Alguém diz uma graça e outra pessoa ri-se; concluímos que se riu dessa graça, embora se possa ter rido de outra coisa que coincidiu no tempo com a graça, ou de quem disse a graça, em especial porque raramente imagina que alguém se possa rir dele. É não obstante razoável concluir que na maior parte dos casos se riu por causa dessa graça, e também imaginar que existe uma relação entre uma coisa que foi dita (a graça) e uma coisa que aconteceu (alguém por perto rir-se): concluir que havia uma coisa especial, uma propriedade, naquilo que foi dito, que fez rir alguém.
Falar sobre propriedades é parecido com falar sobre substâncias activas. Talvez uma boa graça tenha uma substância activa que causa o riso. O óxido nitroso é um gás usado às vezes pelos dentistas como analgésico, mas que também causa o riso. Não é contudo nesse sentido que achamos que a graça tem propriedades que causam o riso. Com efeito, no dentista sorrimos irresistivelmente ao óxido nitroso; pelo contrário, gostamos de pensar que, apesar de nos rirmos imediatamente das boas graças, temos a escolha de não nos rir delas irresistivelmente, isto é, de não achar graça a uma graça. Quem se ri de uma graça gosta de pensar que poderia não lhe ter achado graça.
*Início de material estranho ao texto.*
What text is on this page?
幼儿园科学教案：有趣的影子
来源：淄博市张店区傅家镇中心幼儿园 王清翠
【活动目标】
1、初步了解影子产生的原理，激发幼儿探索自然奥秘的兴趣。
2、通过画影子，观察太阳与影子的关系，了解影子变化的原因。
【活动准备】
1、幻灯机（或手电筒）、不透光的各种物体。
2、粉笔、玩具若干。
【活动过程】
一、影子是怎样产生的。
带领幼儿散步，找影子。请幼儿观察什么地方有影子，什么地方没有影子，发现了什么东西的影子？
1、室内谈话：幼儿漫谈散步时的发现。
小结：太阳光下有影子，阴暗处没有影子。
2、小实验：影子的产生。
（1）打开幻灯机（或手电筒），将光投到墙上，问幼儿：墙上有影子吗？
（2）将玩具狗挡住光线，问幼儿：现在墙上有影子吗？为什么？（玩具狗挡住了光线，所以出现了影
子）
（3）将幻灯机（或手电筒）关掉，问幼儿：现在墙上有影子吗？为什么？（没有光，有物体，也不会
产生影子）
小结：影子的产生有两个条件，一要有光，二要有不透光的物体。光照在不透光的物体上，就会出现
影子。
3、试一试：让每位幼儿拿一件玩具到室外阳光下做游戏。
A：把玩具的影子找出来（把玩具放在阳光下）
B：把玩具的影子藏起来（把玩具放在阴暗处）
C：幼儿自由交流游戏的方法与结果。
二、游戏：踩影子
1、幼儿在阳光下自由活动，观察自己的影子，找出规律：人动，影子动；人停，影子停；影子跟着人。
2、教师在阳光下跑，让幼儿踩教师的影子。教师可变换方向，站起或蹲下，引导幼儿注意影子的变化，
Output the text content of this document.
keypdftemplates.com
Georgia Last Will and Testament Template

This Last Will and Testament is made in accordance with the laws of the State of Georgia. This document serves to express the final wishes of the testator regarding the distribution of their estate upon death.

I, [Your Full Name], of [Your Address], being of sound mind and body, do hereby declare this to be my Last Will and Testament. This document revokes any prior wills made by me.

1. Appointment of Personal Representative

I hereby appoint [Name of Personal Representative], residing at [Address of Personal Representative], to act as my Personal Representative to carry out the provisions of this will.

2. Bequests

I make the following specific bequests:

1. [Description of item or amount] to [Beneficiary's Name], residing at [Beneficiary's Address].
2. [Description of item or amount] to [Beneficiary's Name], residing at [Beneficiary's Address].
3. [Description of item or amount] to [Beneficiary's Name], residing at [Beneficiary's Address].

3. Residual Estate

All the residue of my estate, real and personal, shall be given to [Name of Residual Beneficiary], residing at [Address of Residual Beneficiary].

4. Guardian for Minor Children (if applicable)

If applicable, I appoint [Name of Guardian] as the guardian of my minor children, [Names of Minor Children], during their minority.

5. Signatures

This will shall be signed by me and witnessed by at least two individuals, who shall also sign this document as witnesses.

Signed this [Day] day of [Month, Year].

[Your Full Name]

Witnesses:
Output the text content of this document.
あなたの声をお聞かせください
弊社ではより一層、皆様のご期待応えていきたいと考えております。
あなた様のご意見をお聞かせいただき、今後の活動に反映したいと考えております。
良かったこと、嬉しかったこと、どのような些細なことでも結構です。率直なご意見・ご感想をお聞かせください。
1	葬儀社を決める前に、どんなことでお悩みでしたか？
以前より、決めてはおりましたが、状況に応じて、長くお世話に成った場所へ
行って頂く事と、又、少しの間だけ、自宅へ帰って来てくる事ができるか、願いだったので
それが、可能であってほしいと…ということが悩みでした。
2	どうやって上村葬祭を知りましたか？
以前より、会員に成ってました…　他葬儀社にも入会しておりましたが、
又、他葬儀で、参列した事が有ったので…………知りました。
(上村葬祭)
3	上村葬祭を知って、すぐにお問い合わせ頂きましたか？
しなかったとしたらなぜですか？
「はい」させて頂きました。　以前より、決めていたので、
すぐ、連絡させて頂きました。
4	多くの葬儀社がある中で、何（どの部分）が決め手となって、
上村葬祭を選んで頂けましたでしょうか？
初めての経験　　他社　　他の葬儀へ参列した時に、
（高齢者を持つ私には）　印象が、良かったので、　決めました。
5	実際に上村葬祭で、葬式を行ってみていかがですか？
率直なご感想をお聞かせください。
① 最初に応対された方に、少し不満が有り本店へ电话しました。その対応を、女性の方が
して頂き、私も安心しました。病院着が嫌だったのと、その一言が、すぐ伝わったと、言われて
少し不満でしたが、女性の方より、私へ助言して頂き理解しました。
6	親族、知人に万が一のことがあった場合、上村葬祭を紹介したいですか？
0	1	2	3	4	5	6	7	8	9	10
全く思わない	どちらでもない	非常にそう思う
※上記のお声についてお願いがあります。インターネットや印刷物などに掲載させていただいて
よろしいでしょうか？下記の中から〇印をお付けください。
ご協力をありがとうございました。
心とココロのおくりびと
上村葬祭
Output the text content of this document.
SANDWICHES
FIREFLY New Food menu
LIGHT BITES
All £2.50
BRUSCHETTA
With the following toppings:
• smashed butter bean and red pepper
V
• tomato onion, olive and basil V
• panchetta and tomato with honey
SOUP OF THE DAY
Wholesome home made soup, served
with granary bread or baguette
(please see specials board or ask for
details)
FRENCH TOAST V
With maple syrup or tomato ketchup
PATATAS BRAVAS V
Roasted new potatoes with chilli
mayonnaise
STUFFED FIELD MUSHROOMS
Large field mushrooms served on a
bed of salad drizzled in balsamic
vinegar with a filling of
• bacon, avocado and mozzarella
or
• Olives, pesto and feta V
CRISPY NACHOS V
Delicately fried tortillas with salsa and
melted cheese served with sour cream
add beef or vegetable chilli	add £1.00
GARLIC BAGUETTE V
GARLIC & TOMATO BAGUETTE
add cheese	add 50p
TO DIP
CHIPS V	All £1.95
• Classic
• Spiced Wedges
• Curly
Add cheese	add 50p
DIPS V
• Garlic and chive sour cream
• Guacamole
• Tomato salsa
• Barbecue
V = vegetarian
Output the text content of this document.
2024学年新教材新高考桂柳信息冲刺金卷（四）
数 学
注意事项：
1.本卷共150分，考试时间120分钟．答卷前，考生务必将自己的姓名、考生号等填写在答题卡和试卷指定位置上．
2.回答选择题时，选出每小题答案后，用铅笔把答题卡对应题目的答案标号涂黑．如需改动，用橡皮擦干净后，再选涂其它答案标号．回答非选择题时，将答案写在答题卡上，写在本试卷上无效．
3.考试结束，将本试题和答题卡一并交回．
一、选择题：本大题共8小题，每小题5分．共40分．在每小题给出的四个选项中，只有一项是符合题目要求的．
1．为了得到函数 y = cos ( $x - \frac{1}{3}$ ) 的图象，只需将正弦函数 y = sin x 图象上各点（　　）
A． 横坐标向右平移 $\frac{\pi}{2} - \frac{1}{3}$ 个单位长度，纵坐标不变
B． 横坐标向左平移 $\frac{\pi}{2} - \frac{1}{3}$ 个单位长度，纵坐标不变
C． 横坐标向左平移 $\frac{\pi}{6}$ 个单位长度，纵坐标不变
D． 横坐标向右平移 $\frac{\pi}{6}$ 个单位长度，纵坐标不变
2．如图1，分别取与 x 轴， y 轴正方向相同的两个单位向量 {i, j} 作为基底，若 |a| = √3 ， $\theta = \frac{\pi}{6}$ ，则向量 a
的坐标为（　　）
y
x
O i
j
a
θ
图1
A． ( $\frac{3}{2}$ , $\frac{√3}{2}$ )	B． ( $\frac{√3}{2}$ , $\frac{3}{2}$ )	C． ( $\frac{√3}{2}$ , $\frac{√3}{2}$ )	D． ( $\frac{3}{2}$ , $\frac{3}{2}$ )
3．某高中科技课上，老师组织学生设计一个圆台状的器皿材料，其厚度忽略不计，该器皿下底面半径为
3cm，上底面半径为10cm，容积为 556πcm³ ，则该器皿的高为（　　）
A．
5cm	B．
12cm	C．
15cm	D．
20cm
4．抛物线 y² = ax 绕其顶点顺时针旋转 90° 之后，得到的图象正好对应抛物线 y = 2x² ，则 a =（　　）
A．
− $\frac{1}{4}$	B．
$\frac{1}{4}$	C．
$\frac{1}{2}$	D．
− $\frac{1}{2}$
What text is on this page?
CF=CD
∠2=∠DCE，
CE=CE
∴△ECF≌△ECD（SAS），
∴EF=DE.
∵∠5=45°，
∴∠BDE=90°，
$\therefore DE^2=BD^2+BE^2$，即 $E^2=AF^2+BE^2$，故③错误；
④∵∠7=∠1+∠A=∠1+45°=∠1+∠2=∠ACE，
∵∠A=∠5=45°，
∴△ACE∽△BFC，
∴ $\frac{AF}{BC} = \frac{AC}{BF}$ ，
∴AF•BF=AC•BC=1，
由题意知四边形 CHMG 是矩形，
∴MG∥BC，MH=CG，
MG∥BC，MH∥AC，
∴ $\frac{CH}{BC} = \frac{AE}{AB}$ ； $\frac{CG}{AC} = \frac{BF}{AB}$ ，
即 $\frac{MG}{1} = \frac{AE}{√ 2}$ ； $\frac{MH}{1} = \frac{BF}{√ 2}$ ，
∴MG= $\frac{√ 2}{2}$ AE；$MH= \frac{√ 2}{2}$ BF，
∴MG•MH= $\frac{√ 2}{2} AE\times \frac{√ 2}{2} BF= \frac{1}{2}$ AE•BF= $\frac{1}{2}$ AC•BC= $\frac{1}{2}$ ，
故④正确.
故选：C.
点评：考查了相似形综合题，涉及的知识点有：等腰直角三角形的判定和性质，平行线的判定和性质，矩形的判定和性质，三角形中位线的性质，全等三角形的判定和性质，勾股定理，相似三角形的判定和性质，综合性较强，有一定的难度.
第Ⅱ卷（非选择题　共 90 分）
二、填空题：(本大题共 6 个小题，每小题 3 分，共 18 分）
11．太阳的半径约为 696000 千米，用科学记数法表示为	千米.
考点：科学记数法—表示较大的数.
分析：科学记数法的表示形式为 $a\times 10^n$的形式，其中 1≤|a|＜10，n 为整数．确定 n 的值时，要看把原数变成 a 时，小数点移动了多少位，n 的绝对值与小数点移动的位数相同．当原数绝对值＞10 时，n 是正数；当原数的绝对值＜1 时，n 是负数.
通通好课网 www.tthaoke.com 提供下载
Quem diz a graça espera regra geral que quem a oiça se ria. Não espera porém como quem espera que as pessoas se riam irresistivelmente com o óxido nitroso. A diferença é como a diferença entre esperar que um gás cause riso e esperar por um autocarro. Mas há várias maneiras de esperar por um autocarro: esperar que as pessoas se riam das nossas graças não é como esperar que o autocarro chegue; ou sequer como esperar que o autocarro chegue nos próximos quatro minutos; é mais parecido com apostar com alguém que o autocarro vai chegar nos próximos quatro minutos. As esperanças do engraçado são como as esperanças de um apostador. E para um apostador as propriedades daquilo que o fará ganhar a aposta não são o mais importante.
Para a maior parte das pessoas a vida não depende de esperarem que as suas graças tenham sucesso; e por isso não depende de fazerem apostas sobre se alguém se irá rir do que dizem. Mas o modo de vida dos engraçados depende de ganharem apostas dessas. Para eles, a graça é um investimento sério, como no mercado de acções. O riso de terceiros é o lucro desse investimento: uma coisa que se passa no mundo, como numa assembleia de accionistas de uma companhia, e que prolonga a sua vida engraçada. Sabemos que a vida de um engraçado corre bem quando o público começa a rir-se ainda antes da sua primeira graça; quando o público passa a apostar que o engraçado vai ganhar a sua aposta.